What the christ is this? I'm not sure what the Whitney should do, but I know that this isn't going to endear anyone to the idea that 600K is going to a good cause by putting up ugly disjointed vinyl graphics on things. This I expect from the students who design work for (insert town here) window project. I hope the other three artists will have more success.
Edward Winkleman seems to have a similar problems processing the details behind the proposed new Whitney space as I do. I think the trap he talks about is the same advice given to contestants on the game show, wait, I mean important cultural launching pad that is Project Runway. Make it more, and push yourself. You have to have a unique Identity™ and be able to surprise the judges.
They are bored with you and know everything about you before you have your first line finished. One piece of clothing is a whole season to them. The next week you have to have another "new line" as one piece. The new gallery space needs to served the function of presenting art as much as satisfy the vocal minority of critics who will pan whatever is put up.
To continue my exploration of the ethics, for the museum, the space has to serve two masters. You can't win. Something is compromised. If the space is a white cube, you get panned for falling back on old presentation memes.
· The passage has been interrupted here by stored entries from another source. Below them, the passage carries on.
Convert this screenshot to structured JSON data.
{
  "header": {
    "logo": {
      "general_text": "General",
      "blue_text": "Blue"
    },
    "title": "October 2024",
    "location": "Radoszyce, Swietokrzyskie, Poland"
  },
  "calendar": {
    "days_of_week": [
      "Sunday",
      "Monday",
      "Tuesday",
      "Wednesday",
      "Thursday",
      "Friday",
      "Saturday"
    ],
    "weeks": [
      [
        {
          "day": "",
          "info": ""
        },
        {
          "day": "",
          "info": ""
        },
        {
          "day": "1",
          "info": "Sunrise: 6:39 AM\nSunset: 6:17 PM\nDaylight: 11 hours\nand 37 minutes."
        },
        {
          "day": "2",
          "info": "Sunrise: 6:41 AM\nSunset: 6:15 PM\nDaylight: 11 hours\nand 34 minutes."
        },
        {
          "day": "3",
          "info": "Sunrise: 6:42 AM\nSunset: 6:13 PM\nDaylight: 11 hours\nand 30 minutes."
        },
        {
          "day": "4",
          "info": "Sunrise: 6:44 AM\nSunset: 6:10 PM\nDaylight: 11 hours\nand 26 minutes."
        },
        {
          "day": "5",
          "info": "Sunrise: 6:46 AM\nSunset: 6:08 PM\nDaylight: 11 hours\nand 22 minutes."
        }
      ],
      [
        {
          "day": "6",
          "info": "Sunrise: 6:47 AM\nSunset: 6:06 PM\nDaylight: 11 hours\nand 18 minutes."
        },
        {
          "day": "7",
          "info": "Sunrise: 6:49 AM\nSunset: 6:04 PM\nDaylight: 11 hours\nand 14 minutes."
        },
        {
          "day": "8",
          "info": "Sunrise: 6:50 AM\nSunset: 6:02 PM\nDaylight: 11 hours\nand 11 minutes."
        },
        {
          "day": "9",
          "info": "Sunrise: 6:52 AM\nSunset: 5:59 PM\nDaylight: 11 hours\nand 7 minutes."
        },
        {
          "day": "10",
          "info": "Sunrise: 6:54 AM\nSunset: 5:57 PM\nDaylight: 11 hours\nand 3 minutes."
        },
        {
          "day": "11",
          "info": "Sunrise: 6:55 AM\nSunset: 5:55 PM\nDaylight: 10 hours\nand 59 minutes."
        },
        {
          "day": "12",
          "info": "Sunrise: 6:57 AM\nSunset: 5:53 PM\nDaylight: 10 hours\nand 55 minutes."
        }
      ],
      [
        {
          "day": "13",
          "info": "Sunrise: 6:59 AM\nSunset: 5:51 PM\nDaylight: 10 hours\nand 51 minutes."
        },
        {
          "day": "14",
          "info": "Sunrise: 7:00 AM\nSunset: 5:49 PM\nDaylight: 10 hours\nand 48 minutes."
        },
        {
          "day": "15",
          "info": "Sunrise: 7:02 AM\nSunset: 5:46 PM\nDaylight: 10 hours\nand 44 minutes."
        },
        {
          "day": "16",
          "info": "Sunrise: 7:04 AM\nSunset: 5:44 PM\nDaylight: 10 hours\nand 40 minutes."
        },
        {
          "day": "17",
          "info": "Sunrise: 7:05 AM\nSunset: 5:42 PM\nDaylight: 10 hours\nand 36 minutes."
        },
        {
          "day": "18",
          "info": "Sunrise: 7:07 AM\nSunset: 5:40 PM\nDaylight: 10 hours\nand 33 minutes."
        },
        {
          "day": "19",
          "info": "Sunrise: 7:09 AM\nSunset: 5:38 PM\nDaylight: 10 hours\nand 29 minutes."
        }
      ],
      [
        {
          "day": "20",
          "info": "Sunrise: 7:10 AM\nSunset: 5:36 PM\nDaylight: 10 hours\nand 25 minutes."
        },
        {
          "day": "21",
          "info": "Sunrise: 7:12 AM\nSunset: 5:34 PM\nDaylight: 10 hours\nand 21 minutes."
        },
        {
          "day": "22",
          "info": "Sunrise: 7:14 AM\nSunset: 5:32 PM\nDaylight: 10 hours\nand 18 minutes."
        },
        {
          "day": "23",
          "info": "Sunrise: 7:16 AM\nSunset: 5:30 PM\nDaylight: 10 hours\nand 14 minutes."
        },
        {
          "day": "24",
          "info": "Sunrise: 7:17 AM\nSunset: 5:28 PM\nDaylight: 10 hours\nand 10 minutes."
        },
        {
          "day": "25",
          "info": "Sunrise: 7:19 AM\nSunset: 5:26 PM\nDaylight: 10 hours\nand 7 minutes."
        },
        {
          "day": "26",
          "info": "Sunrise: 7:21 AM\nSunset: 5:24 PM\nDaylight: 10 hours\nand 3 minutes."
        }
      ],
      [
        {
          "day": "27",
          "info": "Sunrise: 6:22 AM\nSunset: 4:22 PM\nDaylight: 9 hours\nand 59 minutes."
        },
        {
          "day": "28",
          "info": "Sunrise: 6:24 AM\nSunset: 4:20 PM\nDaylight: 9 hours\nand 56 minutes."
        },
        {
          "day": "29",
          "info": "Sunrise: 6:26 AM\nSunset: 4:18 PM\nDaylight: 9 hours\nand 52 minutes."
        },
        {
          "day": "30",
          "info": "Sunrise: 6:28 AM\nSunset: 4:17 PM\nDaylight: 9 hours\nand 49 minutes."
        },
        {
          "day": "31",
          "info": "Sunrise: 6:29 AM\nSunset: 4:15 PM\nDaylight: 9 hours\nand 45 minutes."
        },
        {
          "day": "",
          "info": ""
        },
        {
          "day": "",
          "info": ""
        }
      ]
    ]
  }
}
If you go Bibao with your new space, you will get panned for the failure that is inherent to starchitecture. So a compromise is always staring at you. Choose the red or blue pill and you are sacrificing something. The museum's ethics demand you find a third road and keep the professionals who need to work in this space happy and the critical public happy.
Consider this: the original Breuer building was born of Starchitecture. It created this situation.